En la matière, le juge est en effet amené apprécier la situation de droit ou de fait à la date à laquelle il statue afin de déterminer les conséquences concrètes de cette irrégularité.

Il s’en suit que la jurisprudence administrative qui a autrefois consacré le principe d’intangibilité de l’ouvrage public connait désormais un certain assouplissement [4].

Concrètement, statuant sur la régularité de l’implantation d’un ouvrage public, c’est un raisonnement en deux temps auquel il est procédé par le juge :

Au préalable, celui-ci va tout d’abord rechercher si eu égard à la nature de l’irrégularité, une régularisation appropriée est possible.

Ensuite, et à défaut de régularisation possible, il devra mettre en balance :
- les inconvénients que la présence de l’ouvrage entraîne pour les divers intérêts publics ou privés en présence, notamment, le cas échéant, pour le propriétaire du terrain d’assiette de l’ouvrage ;
- les conséquences de la démolition pour l’intérêt général.

En rapprochant ces éléments, le juge sera amené à apprécier si la démolition n’est pas de nature à entrainer une atteinte excessive à l’intérêt général.

L’on rappellera que ces conditions très strictes de démolition de l’ouvrage public mal implanté sont justifiées par le principe invariable de l’intangibilité de l’ouvrage public.

Au cas d’espèce, la Cour a confirmé que l’ouvrage avait été implanté irrégulièrement à défaut de procédure idoine (procédure de déclaration d’utilité publique mentionnée à l’article L. 323-4 du code de l’énergie), de convention de servitude, ou encore acquisition amiable.

Cela étant, considérant que « le maintien en place de l’ouvrage public litigieux, dont la présence ne présente en soi pas d’obstacle ou d’inconvénient majeur » et qu’une régularisation apparaissait de ce fait envisageable, la Cour a finalement rejeté les conclusions des exposants tendant à ce qu’il soit enjoint à la société Enedis de procéder au déplacement de cet ouvrage.

Autrement dit, les inconvénients liés à la présence de l’ouvrage ne sont pas considérés ici comme étant insurmontables.

Du reste, la Cour fait partiellement droit aux conclusions indemnitaires des requérants, relevant notamment que « le passage au-dessus de la propriété de la ligne électrique ne peut être à l’origine d’aucune perte affectant la valeur vénale du bien ».

En revanche, le préjudice moral est indemnisé du fait des multiples démarches et tracas que cette situation à occasionnée.

En conclusion, cet arrêt confirme en substance le principe de l’intangibilité de l’ouvrage public.

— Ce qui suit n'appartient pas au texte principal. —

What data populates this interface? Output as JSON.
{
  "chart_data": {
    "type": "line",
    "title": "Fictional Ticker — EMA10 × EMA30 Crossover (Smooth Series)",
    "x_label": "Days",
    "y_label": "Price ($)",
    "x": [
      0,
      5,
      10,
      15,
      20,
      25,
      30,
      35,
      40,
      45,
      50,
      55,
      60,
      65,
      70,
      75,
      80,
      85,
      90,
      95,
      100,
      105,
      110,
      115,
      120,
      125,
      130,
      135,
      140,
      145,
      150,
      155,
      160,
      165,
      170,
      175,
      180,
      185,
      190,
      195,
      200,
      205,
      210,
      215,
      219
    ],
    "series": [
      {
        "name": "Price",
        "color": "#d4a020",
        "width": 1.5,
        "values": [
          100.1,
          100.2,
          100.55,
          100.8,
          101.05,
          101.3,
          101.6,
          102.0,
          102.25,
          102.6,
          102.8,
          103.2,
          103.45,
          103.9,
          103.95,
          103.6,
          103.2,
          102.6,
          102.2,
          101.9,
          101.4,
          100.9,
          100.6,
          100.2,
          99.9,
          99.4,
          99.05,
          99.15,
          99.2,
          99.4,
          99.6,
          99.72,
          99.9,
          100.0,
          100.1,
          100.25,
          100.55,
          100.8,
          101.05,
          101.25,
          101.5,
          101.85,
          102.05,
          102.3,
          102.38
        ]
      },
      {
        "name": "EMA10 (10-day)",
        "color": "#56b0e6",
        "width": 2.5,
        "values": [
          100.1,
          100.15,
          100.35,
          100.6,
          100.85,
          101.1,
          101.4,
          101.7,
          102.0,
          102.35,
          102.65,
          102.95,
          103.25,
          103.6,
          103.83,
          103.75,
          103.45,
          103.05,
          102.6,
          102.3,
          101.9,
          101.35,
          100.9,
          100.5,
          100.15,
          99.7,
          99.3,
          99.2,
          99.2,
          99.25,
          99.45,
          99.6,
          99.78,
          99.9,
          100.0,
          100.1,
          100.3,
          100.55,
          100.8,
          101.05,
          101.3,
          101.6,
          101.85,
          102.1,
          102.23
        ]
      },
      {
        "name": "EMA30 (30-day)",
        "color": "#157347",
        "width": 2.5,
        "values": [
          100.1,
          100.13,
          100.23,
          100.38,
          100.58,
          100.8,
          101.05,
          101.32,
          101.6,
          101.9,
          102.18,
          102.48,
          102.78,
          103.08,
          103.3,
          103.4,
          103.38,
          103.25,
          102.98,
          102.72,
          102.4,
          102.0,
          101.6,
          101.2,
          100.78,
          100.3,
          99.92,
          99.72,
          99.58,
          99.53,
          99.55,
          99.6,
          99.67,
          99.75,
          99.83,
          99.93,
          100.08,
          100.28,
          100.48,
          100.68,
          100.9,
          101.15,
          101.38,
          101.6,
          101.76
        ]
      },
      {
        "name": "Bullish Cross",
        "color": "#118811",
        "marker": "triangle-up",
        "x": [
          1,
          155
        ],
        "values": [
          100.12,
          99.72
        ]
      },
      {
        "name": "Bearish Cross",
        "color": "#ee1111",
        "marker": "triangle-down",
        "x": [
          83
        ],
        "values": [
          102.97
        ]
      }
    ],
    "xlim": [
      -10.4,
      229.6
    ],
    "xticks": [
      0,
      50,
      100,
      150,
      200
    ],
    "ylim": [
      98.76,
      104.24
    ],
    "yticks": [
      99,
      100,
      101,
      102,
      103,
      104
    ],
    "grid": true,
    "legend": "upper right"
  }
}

Enfin, les assouplissements sont à relativiser dans la mesure où le recul progressif du principe de l’intangibilité de l’ouvrage public trouve sa limite dans le bilan avantage/inconvénient qui mène rarement à considérer qu’une atteinte excessive à l’intérêt général est caractérisée. [5].

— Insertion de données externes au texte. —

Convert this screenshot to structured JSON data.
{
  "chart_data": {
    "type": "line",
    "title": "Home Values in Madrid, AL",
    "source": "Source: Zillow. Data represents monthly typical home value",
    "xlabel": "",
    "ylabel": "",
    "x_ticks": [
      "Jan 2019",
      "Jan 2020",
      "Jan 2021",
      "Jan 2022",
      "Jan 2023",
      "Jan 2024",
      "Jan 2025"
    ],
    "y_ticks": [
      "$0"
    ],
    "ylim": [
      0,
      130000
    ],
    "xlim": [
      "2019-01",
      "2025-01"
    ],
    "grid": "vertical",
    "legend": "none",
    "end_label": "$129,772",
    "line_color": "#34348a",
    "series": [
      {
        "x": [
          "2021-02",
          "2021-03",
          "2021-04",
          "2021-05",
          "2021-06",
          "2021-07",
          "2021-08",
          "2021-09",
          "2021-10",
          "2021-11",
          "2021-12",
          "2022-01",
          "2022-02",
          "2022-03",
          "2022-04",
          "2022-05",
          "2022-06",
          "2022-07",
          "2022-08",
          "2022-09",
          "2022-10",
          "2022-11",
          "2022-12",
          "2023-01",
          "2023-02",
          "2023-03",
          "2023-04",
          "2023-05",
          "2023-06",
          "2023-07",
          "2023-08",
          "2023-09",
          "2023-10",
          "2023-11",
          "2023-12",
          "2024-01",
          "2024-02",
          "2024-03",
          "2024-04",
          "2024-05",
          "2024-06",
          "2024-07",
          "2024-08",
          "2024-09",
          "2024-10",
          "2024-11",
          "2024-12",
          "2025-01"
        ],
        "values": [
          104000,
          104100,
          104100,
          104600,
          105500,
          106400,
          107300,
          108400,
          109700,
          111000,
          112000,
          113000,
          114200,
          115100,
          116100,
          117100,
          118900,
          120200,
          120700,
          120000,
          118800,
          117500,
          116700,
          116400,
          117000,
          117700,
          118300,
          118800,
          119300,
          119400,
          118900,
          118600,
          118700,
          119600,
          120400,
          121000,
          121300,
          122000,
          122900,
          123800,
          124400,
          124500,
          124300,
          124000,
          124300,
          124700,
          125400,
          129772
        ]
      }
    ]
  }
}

En pratique, pour le requérant, se pose réellement la question de l’intérêt d’une telle procédure en présence d’un ouvrage irrégulièrement implanté, hormis l’obtention d’un cadre juridique de la situation d’empiètement ainsi qu’une éventuelle indemnité (au demeurant difficilement chiffrable).

Cette solution a vocation à perdurer tant que la « tangibilité » restera encadrée et soumise à des conditions restrictives.

C’est d’ailleurs l’apport de l’arrêt rendu quelques jours après notre espèce par le Conseil d’État qui censure un arrêt de cour administrative d’appel en rappelant qu’il appartient de vérifier – avant toute chose - que l’ouvrage public mal implanté ne peut pas bénéficier d’une « régularisation appropriée » [6].

Mathilde Le Guen - Avocate Associée Barreau de Rennes Cabinet Via Avocats et Virginie Collet Titulaire d'un Master 2 Juriste conseil de l’action publique

[1N°17NT03861.

[2Cour Administrative d’Appel de Marseille, 2ème chambre - formation à 3, 09/04/2015, n°13MA03359.

[3Conseil d’Etat, 29 novembre 2019, n°410689.

[4Conseil d’Etat, 19 avril 1991, n° 78275.

[5Conseil d’Etat, 20 mai 2011, n° 325552.

[6Conseil d’Etat, 28 février 2020, n°425743.